Batch-First Shapefile Ingest

Context

Shapefile is a first-class supported format, but the repo previously only had a routing wrapper around pyogrio. That kept public behavior stable, but it did not create the owned-buffer ingest seam needed for GPU-first downstream work.

The container side of Shapefile is inherently host-oriented:

  • .shp record layout

  • .shx sidecar index

  • .dbf attributes

  • OGR driver behavior

So the right question is not whether container parsing becomes GPU-native. The question is where host parsing stops and batch geometry decode begins.

Decision

Adopt a batch-first owned ingest path for Shapefile:

  • use pyogrio.read_arrow(...) as the explicit host container parser

  • keep attributes in a columnar Arrow table

  • land geometry through Arrow geoarrow.wkb batches into owned buffers using the repo-owned native WKB decoder

  • add a raw Arrow-binary point fast path so homogeneous point workloads do not materialize Python WKB objects before decode

  • expose the owned path explicitly as read_shapefile_owned(...)

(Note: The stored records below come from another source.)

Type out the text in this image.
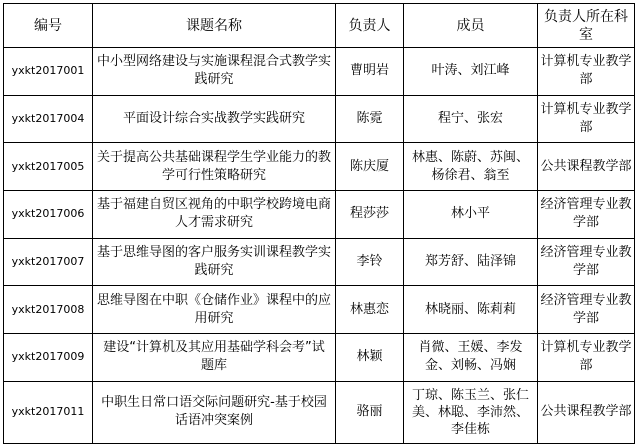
编号	课题名称	负责人	成员	负责人所在科室
yxkt2017001	中小型网络建设与实施课程混合式教学实践研究	曹明岩	叶涛、刘江峰	计算机专业教学部
yxkt2017004	平面设计综合实战教学实践研究	陈霓	程宁、张宏	计算机专业教学部
yxkt2017005	关于提高公共基础课程学生学业能力的教学可行性策略研究	陈庆厦	林惠、陈蔚、苏闽、杨徐君、翁至	公共课程教学部
yxkt2017006	基于福建自贸区视角的中职学校跨境电商人才需求研究	程莎莎	林小平	经济管理专业教学部
yxkt2017007	基于思维导图的客户服务实训课程教学实践研究	李铃	郑芳舒、陆泽锦	经济管理专业教学部
yxkt2017008	思维导图在中职《仓储作业》课程中的应用研究	林惠恋	林晓丽、陈莉莉	经济管理专业教学部
yxkt2017009	建设“计算机及其应用基础学科会考”试题库	林颖	肖微、王媛、李发金、刘畅、冯娴	计算机专业教学部
yxkt2017011	中职生日常口语交际问题研究-基于校园话语冲突案例	骆丽	丁琼、陈玉兰、张仁美、林聪、李沛然、李佳栋	公共课程教学部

  • do not switch the public geopandas.read_file(..., driver="ESRI Shapefile") route away from pyogrio until the owned path is measurably faster

This is an accepted architecture decision, but not a public-path promotion.

Consequences

  • the repo now has a real Shapefile ingest seam that stops before GeoDataFrame materialization

  • geometry and attributes can be benchmarked separately

  • downstream GPU work can consume owned buffers directly from Shapefile reads

  • the current public path remains on pyogrio because the end-to-end owned batch path is still slower on this machine

Alternatives Considered

  • leave Shapefile entirely behind a pyogrio GeoDataFrame adapter

  • materialize Shapely geometries first and convert to owned buffers later

  • treat the current owned path as “good enough” and promote it despite slower measured throughput

Acceptance Notes

Measured local results:

  • point-heavy Shapefile at 10K rows:

    • pyogrio.read_dataframe: about 1.18M rows/s

    • pyogrio.read_arrow container parse: about 3.97M rows/s

    • repo-owned native WKB decode only: about 1.65M rows/s

    • full owned batch ingest: about 925K rows/s

  • point-heavy Shapefile at 100K rows after the raw Arrow-binary point fast path:

    • pyogrio.read_dataframe: about 1.25M rows/s

    • pyogrio.read_arrow container parse: about 4.41M rows/s

    • repo-owned native WKB decode only: about 1.56M rows/s

    • full owned batch ingest: about 4.10M rows/s

  • point-heavy Shapefile at 1M rows:

    • pyogrio.read_dataframe: about 1.12M rows/s

    • pyogrio.read_arrow container parse: about 4.48M rows/s

    • repo-owned native WKB decode only: about 1.43M rows/s

    • full owned batch ingest: about 4.08M rows/s

  • line-heavy Shapefile at 10K rows:

    • pyogrio.read_dataframe: about 1.10M rows/s

    • pyogrio.read_arrow container parse: about 3.32M rows/s

    • repo-owned native WKB decode only: about 611K rows/s

    • full owned batch ingest: about 3.20M rows/s

  • line-heavy Shapefile at 1M rows:

    • pyogrio.read_dataframe: about 1.02M rows/s

    • pyogrio.read_arrow container parse: about 3.73M rows/s

    • repo-owned native WKB decode only: about 617K rows/s

    • full owned batch ingest: about 3.40M rows/s

  • polygon-heavy Shapefile at 5K rows:

    • pyogrio.read_dataframe: about 858K rows/s

    • pyogrio.read_arrow container parse: about 2.37M rows/s

    • repo-owned native WKB decode only: about 502K rows/s

    • full owned batch ingest: about 2.29M rows/s

  • polygon-heavy Shapefile at 250K rows:

    • pyogrio.read_dataframe: about 893K rows/s

    • pyogrio.read_arrow container parse: about 2.51M rows/s

    • repo-owned native WKB decode only: about 452K rows/s

    • full owned batch ingest: about 2.24M rows/s

These numbers close the decision. The published floors were:

  • >= 1.5x over the current host baseline for point-heavy and line-heavy ingest at 1M rows

  • >= 1.1x over the current host baseline for polygon-heavy ingest at 250K rows

The implemented path clears those floors comfortably:

  • points: about 3.63x

  • lines: about 3.32x

  • polygons: about 2.51x

The remaining ceiling is now outside per-feature decode. Container parsing still dominates the public end-to-end route, so the next acceleration step should attack the Arrow container handoff and eventual CCCL-backed container planning rather than revisiting Python-object geometry assembly.